According to Alfred W Ferrara, it is the later. So lets us see what imaginary problem he sought to solve with his invention:
The efficiency of the safety razor blade, however, is restricted by the safety factor involved in positioning the blade near the guard. The closer the blade is located with respect to the guard, the less effective the razor will be; when the blade is located too great a distance from the guard, its efficiency is greatly improved, but it then resembles a straight-edge razor in the necessity of handling it with great care.From US patent 3,263,330
Another disadvantage of conventional safety razors lies in the fact that most of their bulk, weight and cost is taken up by parts that do not perform a cutting function. Thus, most of the parts of the conventional safety razors are supports, guards and holding means for the razor blade, the blade, itself, being light-weight, compact and relatively inexpensive compared to the remainder of the razor assembly. Although it is the blade, alone, that performs the cutting function, the other parts of the assembly are conventionally made of rust-resistant metal and so increase the cost of the entire assembly as to render it non-disposable after a single use.

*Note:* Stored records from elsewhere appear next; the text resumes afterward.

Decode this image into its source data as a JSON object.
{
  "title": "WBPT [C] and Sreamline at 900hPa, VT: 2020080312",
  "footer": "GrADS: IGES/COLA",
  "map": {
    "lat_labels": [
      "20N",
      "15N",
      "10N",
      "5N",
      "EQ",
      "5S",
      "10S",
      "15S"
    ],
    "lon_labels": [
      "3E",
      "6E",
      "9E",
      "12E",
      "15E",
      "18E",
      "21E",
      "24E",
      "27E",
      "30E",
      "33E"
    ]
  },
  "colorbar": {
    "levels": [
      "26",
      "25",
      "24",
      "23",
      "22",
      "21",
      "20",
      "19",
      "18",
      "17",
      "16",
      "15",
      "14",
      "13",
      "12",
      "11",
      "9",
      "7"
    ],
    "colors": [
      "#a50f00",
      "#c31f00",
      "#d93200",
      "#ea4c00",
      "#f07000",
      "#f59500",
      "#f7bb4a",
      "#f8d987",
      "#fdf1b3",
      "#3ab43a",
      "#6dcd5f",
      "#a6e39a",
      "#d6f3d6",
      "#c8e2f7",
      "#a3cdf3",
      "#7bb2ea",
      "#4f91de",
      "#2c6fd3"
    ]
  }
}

So… get the blade closer to the skin, and simplify the razor. Let us see how Alfred sought to solve these issues.
Giving the average shaver an unprotected blade would be counterproductive. So if the blade should be brought closer to the skin, it needed to be protected. So Aldred came up with a guard mounted on the blade itself; two narrow combs made from a strip of metal. In the strips there would be a row of holes punched out. The strip would then be folded over and secured to the edges of a regular double edged blade – although there is no reason it couldn’t be done to a single edged blade.
Or, as the patent phrases it:
According to a preferred embodiment of my invention, the individual cutting edge portions of the blade are separated from each other by teeth in the form of strips of a material resistant to cutting by the cutting edge of the blade. These teeth are fixed to the blade body on either side of the cutting edge and extend across the cutting edge to divide the cutting edge into separate portionsFrom US patent 3,263,330
To utilise the safety razor blade he invented, Alfred proposed a modified safety razor – in short, a safety razor without a guard. An unsafe razor, if you prefer.
Shown in figure six on the patent drawing, the razor has a handle, a top cap and a bottom plate. The only real difference between Alfred’s unsafe razor and a regular safety razor is the lack of a guard.
Conceptually Alfred’s idea is similar to Perret’s 1762 patent, and Paul Zammat’s improved razor guard, his invention had a major obstacle to being adopted. While it would make the razor slightly cheaper, the more complex blade would be significantly more expensive.